Klaus Rohrmoser spielt derzeit im Stück „Paganini“ im Innsbrucker Kellertheater die titelgebende Hauptrolle, führte bei diesem zugleich Regie und hat sich auch um sein Kostüm gekümmert. Die Intention dahinter ist deutlich: Rohrmoser gibt augenscheinlich den genialischen Alleinherrscher über Stück, Text und Wirkung seines Schauspiels.
Der Geiger Paganini ist im Stück von Michael Korth vor allem ein Genie. Dieses Genie überschreitet ständig Grenzen: Es bricht mit dem Christentum und paktiert aus reiner Lust an der Provokation vermeintlich mit dem Teufel, es nimmt sich Frauen nach eigenem Gutdünken und nimmt sich auch das Recht heraus, diese schlecht zu behandeln.

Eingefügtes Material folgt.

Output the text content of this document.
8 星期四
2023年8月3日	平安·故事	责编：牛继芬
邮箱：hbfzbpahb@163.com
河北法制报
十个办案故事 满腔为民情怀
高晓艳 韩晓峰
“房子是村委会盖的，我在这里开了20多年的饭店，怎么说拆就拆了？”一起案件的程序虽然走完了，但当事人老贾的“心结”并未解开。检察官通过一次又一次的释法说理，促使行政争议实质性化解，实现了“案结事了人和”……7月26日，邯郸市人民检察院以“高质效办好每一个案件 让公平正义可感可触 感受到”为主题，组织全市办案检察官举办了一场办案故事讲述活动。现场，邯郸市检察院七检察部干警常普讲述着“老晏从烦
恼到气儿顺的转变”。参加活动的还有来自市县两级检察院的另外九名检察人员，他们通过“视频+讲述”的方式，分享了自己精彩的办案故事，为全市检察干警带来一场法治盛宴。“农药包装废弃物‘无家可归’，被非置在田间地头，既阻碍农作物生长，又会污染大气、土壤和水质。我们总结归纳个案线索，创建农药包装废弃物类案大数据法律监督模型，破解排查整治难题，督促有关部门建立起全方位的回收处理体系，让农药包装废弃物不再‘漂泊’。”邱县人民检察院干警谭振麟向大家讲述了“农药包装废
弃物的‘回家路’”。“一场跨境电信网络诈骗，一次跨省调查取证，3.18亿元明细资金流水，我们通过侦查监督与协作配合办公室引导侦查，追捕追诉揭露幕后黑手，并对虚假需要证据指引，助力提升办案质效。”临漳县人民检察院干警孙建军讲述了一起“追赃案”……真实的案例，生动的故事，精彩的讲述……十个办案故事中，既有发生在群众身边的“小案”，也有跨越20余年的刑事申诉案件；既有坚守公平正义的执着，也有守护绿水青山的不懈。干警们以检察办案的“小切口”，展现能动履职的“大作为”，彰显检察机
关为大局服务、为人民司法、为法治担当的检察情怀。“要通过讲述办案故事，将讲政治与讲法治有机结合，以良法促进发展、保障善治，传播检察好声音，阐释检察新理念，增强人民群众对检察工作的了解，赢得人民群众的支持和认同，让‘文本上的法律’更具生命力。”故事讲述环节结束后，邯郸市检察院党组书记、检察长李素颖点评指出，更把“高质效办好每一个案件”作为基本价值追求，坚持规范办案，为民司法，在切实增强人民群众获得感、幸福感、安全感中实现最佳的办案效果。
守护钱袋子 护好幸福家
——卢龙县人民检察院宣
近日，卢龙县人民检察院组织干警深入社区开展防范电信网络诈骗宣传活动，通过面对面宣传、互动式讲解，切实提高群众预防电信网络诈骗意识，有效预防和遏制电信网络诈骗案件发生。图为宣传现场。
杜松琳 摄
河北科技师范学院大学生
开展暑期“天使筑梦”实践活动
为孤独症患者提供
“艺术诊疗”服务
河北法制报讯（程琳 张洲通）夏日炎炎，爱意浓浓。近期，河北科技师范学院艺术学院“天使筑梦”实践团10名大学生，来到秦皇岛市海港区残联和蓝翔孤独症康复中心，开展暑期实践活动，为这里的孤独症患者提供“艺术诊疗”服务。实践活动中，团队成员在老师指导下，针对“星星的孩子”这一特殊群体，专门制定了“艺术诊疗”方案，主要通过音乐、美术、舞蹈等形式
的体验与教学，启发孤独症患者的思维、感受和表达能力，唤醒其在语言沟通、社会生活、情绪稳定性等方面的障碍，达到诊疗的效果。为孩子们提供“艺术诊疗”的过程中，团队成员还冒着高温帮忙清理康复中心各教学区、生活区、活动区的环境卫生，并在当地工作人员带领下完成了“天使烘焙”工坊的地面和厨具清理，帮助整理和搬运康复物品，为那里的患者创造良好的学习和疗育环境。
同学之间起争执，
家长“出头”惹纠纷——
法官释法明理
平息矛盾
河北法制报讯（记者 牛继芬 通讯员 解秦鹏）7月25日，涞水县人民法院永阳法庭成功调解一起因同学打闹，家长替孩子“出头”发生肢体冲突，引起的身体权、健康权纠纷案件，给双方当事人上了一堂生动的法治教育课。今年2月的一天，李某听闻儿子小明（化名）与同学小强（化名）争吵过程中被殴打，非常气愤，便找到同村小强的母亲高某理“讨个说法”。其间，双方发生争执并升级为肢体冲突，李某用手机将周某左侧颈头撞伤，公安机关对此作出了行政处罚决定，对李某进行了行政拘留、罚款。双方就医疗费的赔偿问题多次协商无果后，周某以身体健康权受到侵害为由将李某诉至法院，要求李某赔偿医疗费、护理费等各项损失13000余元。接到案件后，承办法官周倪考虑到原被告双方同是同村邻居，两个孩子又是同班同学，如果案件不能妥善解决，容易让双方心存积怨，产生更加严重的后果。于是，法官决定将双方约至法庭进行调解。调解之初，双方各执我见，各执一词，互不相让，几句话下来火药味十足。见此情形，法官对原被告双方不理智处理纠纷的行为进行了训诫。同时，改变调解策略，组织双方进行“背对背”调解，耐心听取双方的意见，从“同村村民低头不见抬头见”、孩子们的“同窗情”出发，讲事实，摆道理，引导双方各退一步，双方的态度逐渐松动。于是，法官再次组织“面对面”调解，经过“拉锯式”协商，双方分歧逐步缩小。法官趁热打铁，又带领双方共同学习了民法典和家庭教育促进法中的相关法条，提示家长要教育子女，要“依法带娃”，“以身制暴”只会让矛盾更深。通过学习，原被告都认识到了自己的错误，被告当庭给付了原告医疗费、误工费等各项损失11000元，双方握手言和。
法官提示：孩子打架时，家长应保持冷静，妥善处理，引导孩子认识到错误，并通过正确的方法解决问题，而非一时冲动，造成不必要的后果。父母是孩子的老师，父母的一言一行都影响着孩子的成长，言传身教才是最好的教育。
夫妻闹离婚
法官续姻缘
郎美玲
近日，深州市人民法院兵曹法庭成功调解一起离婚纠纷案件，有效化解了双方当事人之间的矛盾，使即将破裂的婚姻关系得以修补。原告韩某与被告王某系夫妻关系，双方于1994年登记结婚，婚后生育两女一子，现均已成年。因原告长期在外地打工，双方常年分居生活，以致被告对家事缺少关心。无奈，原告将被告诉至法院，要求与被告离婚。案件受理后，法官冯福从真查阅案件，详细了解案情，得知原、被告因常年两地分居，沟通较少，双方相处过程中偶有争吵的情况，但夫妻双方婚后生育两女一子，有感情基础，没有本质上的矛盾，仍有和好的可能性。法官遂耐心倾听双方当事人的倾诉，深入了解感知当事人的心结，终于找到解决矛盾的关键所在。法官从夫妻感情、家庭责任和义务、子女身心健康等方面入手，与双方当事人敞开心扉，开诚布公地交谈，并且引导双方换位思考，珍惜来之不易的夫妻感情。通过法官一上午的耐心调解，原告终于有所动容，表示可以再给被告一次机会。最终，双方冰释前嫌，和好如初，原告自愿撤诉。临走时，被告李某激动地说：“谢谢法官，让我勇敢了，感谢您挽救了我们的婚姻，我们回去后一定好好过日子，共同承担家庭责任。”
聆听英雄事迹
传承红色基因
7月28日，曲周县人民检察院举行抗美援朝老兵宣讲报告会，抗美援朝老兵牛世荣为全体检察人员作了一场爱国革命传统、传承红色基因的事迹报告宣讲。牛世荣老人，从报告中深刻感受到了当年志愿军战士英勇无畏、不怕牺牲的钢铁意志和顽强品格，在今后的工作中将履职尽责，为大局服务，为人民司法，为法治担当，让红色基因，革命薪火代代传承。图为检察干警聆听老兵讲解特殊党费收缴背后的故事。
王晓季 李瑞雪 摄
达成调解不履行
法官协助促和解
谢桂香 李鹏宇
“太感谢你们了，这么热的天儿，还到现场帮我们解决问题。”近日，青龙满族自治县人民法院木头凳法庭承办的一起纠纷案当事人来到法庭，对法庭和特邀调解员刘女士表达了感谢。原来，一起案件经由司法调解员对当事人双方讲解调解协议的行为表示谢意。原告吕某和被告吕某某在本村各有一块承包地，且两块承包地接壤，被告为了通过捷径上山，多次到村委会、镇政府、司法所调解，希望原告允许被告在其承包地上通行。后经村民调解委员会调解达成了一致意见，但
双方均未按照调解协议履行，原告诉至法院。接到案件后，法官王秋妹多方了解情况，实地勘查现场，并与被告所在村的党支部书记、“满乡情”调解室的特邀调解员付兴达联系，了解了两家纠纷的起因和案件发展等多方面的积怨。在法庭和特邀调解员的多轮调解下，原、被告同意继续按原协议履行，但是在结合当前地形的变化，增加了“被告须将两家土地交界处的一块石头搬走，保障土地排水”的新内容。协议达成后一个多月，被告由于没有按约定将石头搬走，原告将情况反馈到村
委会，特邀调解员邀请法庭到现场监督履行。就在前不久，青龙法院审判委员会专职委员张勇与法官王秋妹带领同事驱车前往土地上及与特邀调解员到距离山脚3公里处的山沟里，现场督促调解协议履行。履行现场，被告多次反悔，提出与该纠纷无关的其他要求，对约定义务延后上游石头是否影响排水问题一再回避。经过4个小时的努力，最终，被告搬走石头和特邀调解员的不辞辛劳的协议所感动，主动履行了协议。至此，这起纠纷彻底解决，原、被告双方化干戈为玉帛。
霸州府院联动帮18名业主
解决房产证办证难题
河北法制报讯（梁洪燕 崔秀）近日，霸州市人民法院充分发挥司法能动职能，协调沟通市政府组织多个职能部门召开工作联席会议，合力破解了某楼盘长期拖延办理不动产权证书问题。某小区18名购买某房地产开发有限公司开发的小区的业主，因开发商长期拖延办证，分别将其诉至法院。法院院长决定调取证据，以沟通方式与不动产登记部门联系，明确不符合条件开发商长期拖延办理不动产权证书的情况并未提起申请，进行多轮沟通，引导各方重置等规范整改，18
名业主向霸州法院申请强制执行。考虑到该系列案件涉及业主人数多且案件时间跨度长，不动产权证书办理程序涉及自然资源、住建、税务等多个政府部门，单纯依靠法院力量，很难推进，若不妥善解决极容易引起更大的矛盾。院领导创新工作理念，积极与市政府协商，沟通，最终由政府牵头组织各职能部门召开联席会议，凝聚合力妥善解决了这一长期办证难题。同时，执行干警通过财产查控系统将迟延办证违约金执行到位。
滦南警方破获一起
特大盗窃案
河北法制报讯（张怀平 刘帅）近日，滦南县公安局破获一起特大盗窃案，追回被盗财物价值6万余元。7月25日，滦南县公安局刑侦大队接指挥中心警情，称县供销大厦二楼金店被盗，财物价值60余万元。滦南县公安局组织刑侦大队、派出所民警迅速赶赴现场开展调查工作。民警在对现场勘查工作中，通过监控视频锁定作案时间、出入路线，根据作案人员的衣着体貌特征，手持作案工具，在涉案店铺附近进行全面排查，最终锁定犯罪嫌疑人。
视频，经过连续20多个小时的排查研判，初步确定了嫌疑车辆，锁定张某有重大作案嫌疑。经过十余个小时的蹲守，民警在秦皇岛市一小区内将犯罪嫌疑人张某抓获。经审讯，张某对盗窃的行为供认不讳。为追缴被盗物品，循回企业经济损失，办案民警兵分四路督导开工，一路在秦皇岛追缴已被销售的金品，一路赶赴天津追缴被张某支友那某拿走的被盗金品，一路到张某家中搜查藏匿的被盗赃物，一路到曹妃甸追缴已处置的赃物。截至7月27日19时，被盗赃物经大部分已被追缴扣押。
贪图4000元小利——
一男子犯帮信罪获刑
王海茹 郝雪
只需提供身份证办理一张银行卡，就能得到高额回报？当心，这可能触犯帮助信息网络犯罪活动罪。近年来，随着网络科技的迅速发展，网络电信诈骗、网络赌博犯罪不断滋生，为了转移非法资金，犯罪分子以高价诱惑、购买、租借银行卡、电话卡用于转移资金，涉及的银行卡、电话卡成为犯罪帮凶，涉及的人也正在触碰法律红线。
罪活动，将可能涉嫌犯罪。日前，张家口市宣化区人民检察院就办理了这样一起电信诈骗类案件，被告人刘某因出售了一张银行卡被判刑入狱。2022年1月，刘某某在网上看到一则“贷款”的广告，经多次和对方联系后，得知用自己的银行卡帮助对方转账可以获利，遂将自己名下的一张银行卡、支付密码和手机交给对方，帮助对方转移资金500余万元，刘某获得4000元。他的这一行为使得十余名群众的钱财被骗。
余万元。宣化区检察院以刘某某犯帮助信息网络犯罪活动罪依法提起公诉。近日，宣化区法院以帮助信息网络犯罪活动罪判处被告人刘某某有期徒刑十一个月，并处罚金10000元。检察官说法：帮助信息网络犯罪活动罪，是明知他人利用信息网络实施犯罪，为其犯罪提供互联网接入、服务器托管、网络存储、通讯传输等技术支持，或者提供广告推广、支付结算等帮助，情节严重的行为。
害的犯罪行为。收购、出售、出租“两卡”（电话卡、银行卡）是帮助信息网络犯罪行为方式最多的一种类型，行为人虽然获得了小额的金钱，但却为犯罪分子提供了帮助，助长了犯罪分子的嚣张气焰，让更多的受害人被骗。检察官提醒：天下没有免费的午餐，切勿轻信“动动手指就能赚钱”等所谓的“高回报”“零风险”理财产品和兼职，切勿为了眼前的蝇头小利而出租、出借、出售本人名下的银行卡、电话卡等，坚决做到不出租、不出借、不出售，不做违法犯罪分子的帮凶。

Und natürlich ist nicht zuletzt sein Geigenspiel so außerweltlich virtuos, dass vor allem weibliche Konzertbesucher beim Zuhören in Ohnmacht fallen.
In diese Welt fühlt sich Rohrmoser im Einmann-Stück ein. Er artikuliert klar, überspitzt gerne, weiß Pointen des Textes geschickt zu nutzen. Während der gesamten Zeit ist man bei ihm, kann und will nicht wegsehen oder weghören. Was grandios scheitern hätte können, nämlich dass das Stück zu einer Rohrmoser-Show wird, gelingt auf mehreren Ebenen.

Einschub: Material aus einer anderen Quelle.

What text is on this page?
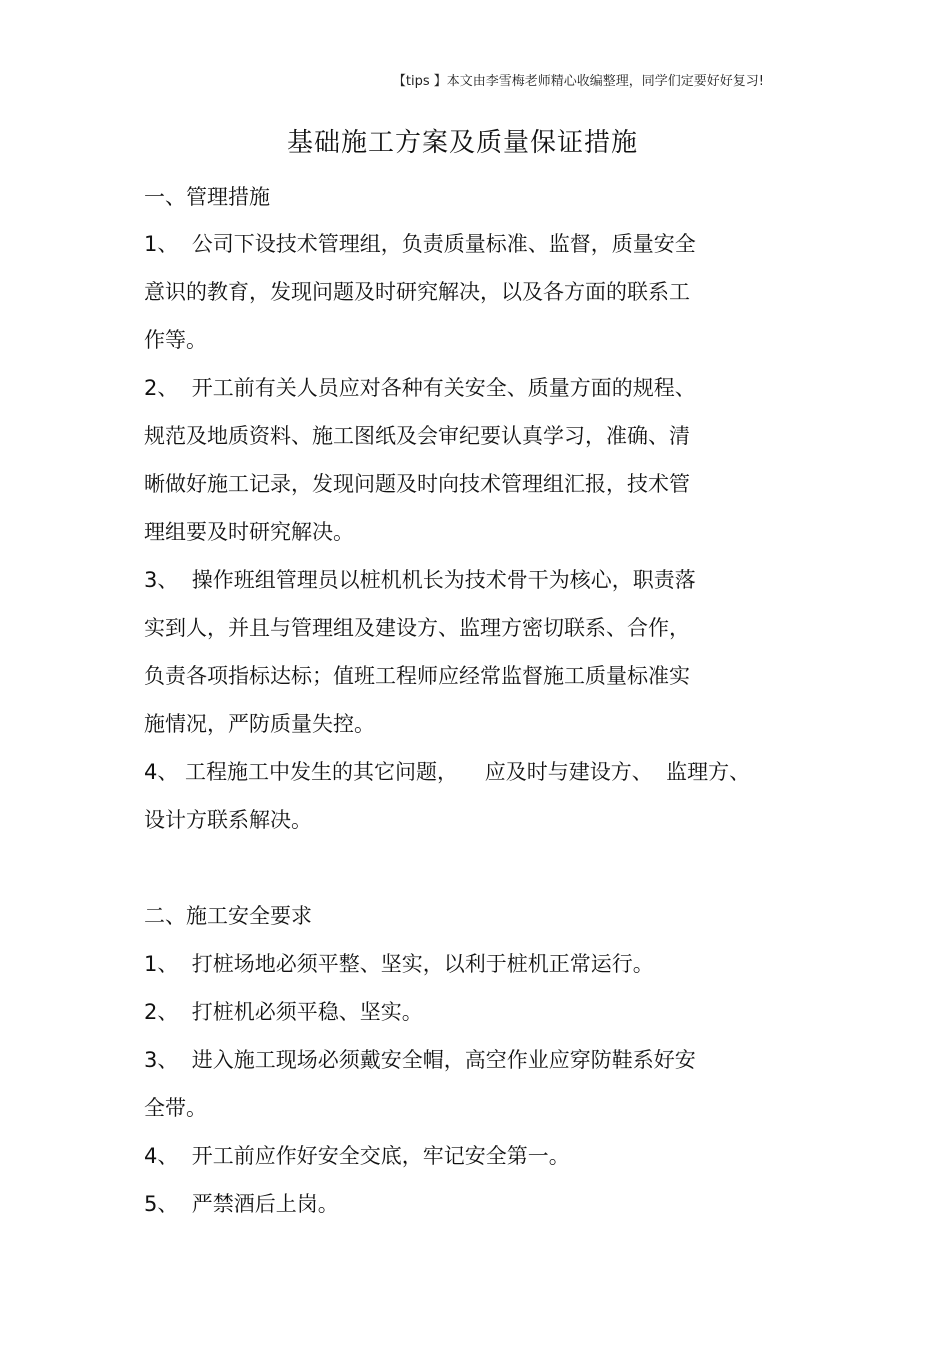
【tips 】本文由李雪梅老师精心收编整理，同学们定要好好复习!
基础施工方案及质量保证措施
一、管理措施
1、  公司下设技术管理组，负责质量标准、监督，质量安全
意识的教育，发现问题及时研究解决，以及各方面的联系工
作等。
2、  开工前有关人员应对各种有关安全、质量方面的规程、
规范及地质资料、施工图纸及会审纪要认真学习，准确、清
晰做好施工记录，发现问题及时向技术管理组汇报，技术管
理组要及时研究解决。
3、  操作班组管理员以桩机机长为技术骨干为核心，职责落
实到人，并且与管理组及建设方、监理方密切联系、合作，
负责各项指标达标；值班工程师应经常监督施工质量标准实
施情况，严防质量失控。
4、 工程施工中发生的其它问题，    应及时与建设方、  监理方、
设计方联系解决。
二、施工安全要求
1、  打桩场地必须平整、坚实，以利于桩机正常运行。
2、  打桩机必须平稳、坚实。
3、  进入施工现场必须戴安全帽，高空作业应穿防鞋系好安
全带。
4、  开工前应作好安全交底，牢记安全第一。
5、  严禁酒后上岗。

Zum einen deshalb, weil der Text von Korth dann doch doppelbödiger ist, als man zuerst annimmt. Das Genie Paganini ist bei diesem gewissermaßen herleitbar. Als Kind zu Höchstleistungen getrimmt ist es nämlich nicht zwingend die gottgleiche Gabe, die ihn zum Virtuosen macht, sondern die unzähligen Stunden des Übens.
Dass Paganini eine Gabe hat, ist dennoch unbestritten. Rohrmoser, der die Rolle differenziert auslegt und den Unerlösten zwischen Erde und Himmel teils aus dem auf der Bühne zentral platzierten Sarg spricht, arbeitet das gut heraus. Vor allem aber macht er Diskurse auf, auch weil er so sehr mit Paganini und der ihn umgebenden Welt verschmilzt: Wo macht genialisches Handeln Sinn, wo bedeutet es Eigenverantwortung und wo wird es zu Selbstherrlichkeit und zur Selbstüberschätzung?
Der erfahrene Schauspieler und Regisseur Rohrmoser stemmt jedenfalls sein Projekt mit Bravour. Im Geniekultur-Selbstbedienungsladen, den einem die Geschichte von Paganini förmlich offeriert, bedient er sich ebenso wirkungsvoll wie verantwortungsvoll. Man meint sogar Passagen auszumachen, in denen er sich, trotz aller Identifikation und Leidenschaft für seine Rolle, um Ironie bemüht.
Rohrmoser ist damit also sehr wohl Alleinherrschen in seinem Zeichensystem. Aber ein sehr umsichtiger und kluger Herrscher, der auch Grautöne und Nuancen kennt und ausspielt.